На первом этапе больше не было
ничего, кроме разве что подъездных путей и заборов. В дальнейшем
планировалось ещё около дюжины сооружений, включая учебный полигон
для охраны, баню и лазарет, который дед обзывал «медсанчасть».
На месте будущего моего (нашего) дома
пока был только котлован, а в нём – наполовину собранный подвальный
этаж. Ну, и разметка территории усадьбы, занимающей всю вторую
вершину холма. Место под домик для прислуги, под гостевой дом, под
хозяйственные постройки, под баню, под сад, под забор. Лазить по
замёрзшей грязи, припорошённой снегом, спрятавшим значительную
часть неровностей, было тем ещё удовольствием, так что долго мы тут
не бродили.
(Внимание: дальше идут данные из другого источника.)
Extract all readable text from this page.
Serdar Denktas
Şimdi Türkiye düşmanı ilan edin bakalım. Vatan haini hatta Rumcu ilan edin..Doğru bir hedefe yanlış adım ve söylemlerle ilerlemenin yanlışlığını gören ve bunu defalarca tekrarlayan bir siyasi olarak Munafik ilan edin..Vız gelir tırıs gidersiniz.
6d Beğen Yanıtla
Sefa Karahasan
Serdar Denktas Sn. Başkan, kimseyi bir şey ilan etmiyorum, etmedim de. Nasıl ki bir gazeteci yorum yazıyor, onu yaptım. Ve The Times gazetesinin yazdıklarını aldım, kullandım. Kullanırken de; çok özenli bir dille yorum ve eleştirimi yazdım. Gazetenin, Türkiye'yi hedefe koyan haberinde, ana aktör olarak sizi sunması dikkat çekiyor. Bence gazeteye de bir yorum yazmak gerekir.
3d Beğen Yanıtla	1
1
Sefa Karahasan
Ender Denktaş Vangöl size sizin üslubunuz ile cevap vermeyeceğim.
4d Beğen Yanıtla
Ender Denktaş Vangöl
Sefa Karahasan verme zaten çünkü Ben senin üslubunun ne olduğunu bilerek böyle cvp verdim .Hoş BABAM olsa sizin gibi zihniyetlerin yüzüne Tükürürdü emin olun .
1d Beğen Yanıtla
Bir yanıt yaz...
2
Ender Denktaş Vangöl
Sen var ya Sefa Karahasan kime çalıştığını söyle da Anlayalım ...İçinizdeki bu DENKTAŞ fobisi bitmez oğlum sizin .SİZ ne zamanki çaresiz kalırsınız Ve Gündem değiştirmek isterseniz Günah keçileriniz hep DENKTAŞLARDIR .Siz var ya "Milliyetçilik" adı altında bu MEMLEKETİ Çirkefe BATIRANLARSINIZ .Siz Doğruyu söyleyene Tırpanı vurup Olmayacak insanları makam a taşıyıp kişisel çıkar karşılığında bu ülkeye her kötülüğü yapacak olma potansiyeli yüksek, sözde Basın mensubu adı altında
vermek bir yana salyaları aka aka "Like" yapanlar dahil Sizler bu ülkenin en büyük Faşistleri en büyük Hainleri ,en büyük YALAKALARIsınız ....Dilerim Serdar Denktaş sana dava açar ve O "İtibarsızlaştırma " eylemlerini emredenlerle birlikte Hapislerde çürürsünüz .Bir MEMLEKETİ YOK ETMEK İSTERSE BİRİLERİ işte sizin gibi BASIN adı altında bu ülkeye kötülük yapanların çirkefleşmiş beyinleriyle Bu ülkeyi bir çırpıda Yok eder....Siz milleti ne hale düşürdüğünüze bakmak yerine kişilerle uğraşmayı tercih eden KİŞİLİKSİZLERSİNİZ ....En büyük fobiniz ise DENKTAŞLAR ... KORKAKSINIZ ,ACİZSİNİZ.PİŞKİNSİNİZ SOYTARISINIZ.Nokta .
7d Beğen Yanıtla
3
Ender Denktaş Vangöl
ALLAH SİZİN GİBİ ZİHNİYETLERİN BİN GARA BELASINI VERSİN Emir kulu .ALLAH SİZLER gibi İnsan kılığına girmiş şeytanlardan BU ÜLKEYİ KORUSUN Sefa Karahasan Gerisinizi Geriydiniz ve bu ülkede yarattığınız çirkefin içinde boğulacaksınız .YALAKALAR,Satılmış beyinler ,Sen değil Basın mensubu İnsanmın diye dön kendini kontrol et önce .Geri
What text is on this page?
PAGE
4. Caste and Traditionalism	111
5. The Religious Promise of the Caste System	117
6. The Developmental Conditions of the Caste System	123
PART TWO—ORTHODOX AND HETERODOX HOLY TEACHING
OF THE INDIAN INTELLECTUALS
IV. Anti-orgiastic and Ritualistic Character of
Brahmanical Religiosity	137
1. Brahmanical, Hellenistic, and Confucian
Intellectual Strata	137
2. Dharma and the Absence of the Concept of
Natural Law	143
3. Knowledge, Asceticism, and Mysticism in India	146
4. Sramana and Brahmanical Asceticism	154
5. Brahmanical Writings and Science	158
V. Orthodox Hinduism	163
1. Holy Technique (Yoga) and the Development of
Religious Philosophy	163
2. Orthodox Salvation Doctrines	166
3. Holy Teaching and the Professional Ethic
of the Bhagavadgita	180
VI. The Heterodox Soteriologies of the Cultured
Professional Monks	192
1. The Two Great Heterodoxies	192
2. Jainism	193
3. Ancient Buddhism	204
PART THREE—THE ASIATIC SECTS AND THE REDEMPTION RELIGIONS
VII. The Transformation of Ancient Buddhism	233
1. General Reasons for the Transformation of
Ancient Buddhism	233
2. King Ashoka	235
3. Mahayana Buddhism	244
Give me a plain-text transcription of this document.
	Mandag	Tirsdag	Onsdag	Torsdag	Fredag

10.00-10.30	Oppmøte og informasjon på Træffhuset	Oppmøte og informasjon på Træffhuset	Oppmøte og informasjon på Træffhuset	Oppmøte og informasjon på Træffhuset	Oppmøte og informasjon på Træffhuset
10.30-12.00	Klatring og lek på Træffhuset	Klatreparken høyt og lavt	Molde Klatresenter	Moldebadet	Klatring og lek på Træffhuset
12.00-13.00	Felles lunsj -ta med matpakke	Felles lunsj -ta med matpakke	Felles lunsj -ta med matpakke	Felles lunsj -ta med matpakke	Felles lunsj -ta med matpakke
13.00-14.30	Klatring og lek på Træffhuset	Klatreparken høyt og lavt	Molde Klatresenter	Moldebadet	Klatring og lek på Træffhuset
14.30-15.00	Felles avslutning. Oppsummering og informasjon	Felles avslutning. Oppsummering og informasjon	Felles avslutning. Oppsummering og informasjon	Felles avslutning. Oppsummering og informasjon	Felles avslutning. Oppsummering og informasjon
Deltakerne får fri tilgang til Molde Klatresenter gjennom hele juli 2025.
На весь осмотр ушло чуть больше часа, после чего мы
поехали дальше. Лёгкий мороз уже на моём уровне овладения стихией
едва ощущался, что уж тут говорить о Машеньке, но всё равно в
тёплой кабине было приятнее. Вот, кстати, неудобство – верхнюю
одежду, если сесть в кабину в ней, девать некуда. Только если
открыть перегородку между кабиной и салоном (из последнего, для
чего пришлось вылезать из автомобиля и обходить его вокруг), то
вещи можно бросить на передний диван. Или аккуратно снимать одежду
в салоне, а потом перебегать в кабину. Надо что-то с этим придумать
– или не надо? Потом решу.
Привычный маршрут, привычная, уже
скорее даже ритуальная, остановка в Березино… К дому Мурлыкиных
подъехали, когда не было ещё пяти вечера, но на улице уже стемнело
– конец ноября же. Зашёл отдохнуть с дороги и слегка перекусить – с
неё же. Забавно, что Екатерина Сергеевна начала было суету насчёт
«погреться детям», пришлось напомнить, что в нашем транспорте мы не
замёрзли.
Ещё одно дело – поймать и
потискать-погладить Мявекулу. Вот тоже, комок шерсти, прошлой зимой
в кулаке помещалась, а поди ж ты – свой характер, свои
предпочтения… Машу она просто обожала, каждый вечер перед сном
обязательно приходила помурчать в ухо – вроде пожелать спокойно
ночи. Василису считала за сестру, причём, как мне кажется, за
младшую и туповатую, проскакивало порой что-то такое,
покровительственное. К Ириске относилась как к равной, как к ещё
одной кошке в стае, порой милостиво позволяя себя
почесать-погладить, порой пытаясь командовать при помощи удара
лапкой – например, пытаясь согнать с кресла. Главой прайда она, без
сомнения, считала мою будущую тёщу, испытывая перед ней почтение и
трепет, а также безграничное обожание. Мурлыкина при этом разве что
терпела, позволяя этому двуногому тоже бывать на её территории, раз
уж Главная Кошка не против. А вот отношение ко мне… С одной
стороны, позволяла мне больше, чем Ире и ни разу ещё не пыталась
«воспитывать», с другой – именно что позволяла. И это мелкой заразе
даже года ещё нет! Что же она начнёт вытворять, став взрослой? У,
пузо тёплое и лохматое, почесать его и пощекотать!